Alors qu'en 1978 la Communauté est transférée 6 Zankat Moulay Abd Al Aziz, cette première maison « la Source » deviendra le Centre Culturel que nous connaissons, avec une importante Bibliothèque pour chrétiens et musulmans. Le Père Jacques Levrat fut l'un des fondateurs de ce centre.

Pendant ce temps, une autre communauté s'était fondée le 2 juin1974 dans le quartier de Keribat. Toutes les deux se consacrant aux activités de Dispensaire, de Protection Maternelle et Infantile, de prévention, de la tuberculose surtout, ainsi que l'alphabétisation, cours de couture etc. Plus tard se furent les insertions dans des structures sanitaires, éducatives. Toutes deux devront fermer la première en 1980, la seconde deux ans après...

 

Ces dernières années à Casa

La « communauté de la rue de l'Atlas » s'est renouvelée plusieurs fois, puisque c'est en 1969/1970 que le groupe actuel a pris la relève. Cela dans deux directions :

- en lien avec les marocains par des sœurs engagées bénévolement dans des associations tenues par des gens du pays telle que la « Bienfaisance musulmane », « l'Heure Joyeuse », l'INSAF et d'autres à la préoccupation de la vie sociale, de la santé et de la promotion féminine, y rejoignant de nombreux bénévoles

- en lien avec l'Eglise diocésaine pluriculturelle présente à Casa à travers le catéchuménat des adultes migrants, le Mouvement Vie Montante devenu MCR, CARITAS, entre autres activités...

 

Des chiffres ?

* Dans les deux Communautés de Rabat une quarantaine de sœurs a été au service des populations...
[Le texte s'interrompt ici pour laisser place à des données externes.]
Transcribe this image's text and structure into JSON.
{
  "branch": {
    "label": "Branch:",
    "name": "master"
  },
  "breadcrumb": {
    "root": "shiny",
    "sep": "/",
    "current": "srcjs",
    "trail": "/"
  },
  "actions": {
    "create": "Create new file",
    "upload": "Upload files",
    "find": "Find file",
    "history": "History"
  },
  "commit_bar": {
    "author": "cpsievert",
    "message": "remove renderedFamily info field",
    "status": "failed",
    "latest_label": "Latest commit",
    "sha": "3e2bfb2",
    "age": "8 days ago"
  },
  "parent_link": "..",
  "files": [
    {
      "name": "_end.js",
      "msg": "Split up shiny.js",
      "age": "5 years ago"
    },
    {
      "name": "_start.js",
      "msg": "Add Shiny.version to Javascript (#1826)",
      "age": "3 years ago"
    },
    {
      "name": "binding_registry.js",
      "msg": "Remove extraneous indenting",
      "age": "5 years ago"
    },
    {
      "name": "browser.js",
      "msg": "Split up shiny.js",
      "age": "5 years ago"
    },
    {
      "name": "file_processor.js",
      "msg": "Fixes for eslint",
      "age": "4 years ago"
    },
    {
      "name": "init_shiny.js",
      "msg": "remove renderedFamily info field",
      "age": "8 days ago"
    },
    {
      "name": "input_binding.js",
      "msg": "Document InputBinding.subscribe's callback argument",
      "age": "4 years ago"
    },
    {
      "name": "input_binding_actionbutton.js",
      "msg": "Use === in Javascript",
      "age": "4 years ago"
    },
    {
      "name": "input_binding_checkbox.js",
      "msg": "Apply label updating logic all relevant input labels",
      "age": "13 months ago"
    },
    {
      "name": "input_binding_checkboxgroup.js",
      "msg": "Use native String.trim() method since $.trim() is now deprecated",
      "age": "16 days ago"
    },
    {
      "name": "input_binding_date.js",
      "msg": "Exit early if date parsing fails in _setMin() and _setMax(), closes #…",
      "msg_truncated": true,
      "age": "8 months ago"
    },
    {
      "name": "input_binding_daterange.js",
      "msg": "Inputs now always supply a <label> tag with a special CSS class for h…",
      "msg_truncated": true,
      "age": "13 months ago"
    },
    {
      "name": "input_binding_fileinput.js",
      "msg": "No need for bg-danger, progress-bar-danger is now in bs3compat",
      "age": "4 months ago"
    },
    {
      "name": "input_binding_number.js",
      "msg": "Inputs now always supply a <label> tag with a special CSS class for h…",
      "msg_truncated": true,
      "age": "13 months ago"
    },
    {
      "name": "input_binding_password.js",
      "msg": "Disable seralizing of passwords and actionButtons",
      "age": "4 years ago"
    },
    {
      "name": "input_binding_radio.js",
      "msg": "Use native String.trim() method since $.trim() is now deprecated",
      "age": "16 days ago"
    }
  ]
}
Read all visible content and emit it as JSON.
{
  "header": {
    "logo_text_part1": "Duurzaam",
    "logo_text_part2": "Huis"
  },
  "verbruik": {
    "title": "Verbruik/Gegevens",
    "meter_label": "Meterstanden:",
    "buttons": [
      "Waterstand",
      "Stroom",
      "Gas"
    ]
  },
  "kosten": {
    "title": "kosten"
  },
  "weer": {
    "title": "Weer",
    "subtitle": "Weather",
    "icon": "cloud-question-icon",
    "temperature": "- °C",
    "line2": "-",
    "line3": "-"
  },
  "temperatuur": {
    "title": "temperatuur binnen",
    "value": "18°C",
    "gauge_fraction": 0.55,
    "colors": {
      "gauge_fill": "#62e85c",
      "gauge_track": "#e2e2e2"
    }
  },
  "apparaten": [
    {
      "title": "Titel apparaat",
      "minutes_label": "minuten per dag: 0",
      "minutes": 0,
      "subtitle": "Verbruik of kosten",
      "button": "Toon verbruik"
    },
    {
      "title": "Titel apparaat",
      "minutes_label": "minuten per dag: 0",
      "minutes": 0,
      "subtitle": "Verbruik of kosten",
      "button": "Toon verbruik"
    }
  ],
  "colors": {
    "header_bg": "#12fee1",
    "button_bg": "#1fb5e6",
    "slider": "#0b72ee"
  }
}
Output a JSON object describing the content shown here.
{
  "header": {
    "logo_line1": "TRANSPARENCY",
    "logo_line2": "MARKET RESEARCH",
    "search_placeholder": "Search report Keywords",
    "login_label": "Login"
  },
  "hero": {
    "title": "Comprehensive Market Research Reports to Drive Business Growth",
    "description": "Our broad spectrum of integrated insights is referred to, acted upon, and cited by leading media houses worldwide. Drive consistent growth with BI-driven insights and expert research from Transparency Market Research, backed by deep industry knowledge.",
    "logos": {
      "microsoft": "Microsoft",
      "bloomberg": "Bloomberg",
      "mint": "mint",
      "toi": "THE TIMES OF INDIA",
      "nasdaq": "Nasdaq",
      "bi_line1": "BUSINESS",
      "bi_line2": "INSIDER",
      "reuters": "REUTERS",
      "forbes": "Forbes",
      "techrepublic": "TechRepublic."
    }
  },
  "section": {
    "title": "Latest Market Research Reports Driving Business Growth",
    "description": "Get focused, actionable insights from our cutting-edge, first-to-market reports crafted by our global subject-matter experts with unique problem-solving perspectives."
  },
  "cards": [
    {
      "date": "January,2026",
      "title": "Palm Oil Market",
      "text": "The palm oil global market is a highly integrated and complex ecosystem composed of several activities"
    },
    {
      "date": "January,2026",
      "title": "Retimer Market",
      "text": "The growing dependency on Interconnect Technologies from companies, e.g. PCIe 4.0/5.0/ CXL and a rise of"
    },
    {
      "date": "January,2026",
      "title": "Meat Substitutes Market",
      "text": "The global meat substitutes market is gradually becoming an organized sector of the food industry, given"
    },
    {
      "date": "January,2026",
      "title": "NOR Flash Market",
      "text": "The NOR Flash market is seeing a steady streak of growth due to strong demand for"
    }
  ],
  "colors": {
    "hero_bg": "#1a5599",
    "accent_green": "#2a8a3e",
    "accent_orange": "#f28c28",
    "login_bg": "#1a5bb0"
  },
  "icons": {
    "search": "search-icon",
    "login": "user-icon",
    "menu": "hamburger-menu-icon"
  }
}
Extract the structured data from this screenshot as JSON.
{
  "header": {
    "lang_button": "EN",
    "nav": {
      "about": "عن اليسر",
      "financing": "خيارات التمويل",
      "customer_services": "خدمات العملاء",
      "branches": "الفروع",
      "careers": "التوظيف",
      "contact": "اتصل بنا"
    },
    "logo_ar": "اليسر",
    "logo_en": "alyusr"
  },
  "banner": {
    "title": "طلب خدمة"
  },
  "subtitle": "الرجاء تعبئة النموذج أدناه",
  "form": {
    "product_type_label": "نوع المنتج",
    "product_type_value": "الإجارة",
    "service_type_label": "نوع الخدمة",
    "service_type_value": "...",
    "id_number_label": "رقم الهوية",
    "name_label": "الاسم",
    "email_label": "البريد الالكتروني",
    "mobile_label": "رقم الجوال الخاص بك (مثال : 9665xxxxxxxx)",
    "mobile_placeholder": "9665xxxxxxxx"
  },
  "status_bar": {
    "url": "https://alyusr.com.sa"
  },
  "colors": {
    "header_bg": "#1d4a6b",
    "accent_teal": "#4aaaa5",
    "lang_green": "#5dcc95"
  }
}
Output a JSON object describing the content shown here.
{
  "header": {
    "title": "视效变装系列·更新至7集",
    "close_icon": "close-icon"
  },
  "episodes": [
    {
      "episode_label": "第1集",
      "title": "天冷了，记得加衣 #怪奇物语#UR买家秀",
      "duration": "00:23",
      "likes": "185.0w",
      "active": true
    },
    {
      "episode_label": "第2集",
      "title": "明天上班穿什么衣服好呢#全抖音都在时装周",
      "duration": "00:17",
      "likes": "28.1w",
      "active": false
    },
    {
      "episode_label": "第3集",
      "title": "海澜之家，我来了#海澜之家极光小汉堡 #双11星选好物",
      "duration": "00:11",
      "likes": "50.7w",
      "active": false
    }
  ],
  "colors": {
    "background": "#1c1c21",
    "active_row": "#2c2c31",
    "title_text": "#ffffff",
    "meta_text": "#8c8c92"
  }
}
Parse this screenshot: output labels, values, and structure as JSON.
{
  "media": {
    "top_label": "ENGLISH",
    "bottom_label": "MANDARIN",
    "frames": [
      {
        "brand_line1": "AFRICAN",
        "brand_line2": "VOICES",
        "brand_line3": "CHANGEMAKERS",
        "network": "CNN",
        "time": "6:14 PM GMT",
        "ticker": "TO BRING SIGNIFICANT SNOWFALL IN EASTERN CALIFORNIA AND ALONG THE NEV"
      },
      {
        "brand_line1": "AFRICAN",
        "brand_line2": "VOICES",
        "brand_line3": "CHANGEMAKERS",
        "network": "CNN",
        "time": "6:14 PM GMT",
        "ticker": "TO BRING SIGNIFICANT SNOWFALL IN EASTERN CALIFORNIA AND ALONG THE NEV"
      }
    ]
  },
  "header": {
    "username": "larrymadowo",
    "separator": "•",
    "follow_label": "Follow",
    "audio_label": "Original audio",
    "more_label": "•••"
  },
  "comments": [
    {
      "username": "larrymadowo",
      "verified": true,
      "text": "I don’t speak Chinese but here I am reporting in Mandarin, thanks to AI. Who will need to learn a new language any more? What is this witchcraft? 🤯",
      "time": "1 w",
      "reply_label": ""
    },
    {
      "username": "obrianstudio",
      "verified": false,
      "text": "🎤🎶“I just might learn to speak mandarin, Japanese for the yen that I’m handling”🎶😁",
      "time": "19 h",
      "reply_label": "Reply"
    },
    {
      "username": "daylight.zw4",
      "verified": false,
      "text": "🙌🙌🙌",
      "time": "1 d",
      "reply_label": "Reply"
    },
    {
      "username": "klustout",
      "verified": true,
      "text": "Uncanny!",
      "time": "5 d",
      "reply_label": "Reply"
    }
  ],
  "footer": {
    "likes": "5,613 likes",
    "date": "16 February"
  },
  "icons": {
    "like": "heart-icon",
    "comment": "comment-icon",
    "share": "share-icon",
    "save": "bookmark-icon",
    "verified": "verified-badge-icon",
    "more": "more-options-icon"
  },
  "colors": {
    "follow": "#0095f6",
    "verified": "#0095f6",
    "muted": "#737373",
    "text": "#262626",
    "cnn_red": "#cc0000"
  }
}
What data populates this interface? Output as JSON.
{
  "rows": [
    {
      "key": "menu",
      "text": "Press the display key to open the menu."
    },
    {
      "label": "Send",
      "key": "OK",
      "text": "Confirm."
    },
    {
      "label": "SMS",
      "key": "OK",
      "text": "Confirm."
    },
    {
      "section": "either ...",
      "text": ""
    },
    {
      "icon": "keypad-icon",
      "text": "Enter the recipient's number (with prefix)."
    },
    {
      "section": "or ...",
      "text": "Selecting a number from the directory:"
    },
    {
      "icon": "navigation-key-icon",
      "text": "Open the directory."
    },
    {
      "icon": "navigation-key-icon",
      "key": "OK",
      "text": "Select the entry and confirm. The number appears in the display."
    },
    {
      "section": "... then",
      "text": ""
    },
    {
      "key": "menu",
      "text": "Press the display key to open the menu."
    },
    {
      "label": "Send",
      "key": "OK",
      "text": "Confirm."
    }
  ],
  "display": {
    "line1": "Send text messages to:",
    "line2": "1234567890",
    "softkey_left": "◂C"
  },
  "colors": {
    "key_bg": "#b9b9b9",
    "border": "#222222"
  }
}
* A Casablanca, une soixantaine ont œuvré depuis 1946, à la fois dans des activités sanitaires et sociales, comme aussi dans la Pastorale, la première chapelle ayant connu une succession de célébrations d'adultes chrétiens « natifs d'origine européenne » baptême, premières communions, confirmations, mariages...

Pourquoi des chiffres ? L'archiviste de la congrégation n'a peut-être pas tort de les souligner dans la mesure où à travers ceux-ci apparaît le dynamisme de leur congrégation, même si nous en sommes les victimes...

Aujourd'hui en effet, c'est le départ du Maroc, mais pour un ailleurs : ainsi va « la mission », même si ce n'est pas sans souffrance ! Merci aux petites sœurs pour l'ouverture qu'elle nous laisse : « lui- Jésus -  n'avait pas où reposer la tête » dit quelque part l'Evangile !

 

D'après les notes de Sœur Madeleine Rémond (archiviste de la communauté)

et leur relecture avec la communauté des sœurs de Casablanca.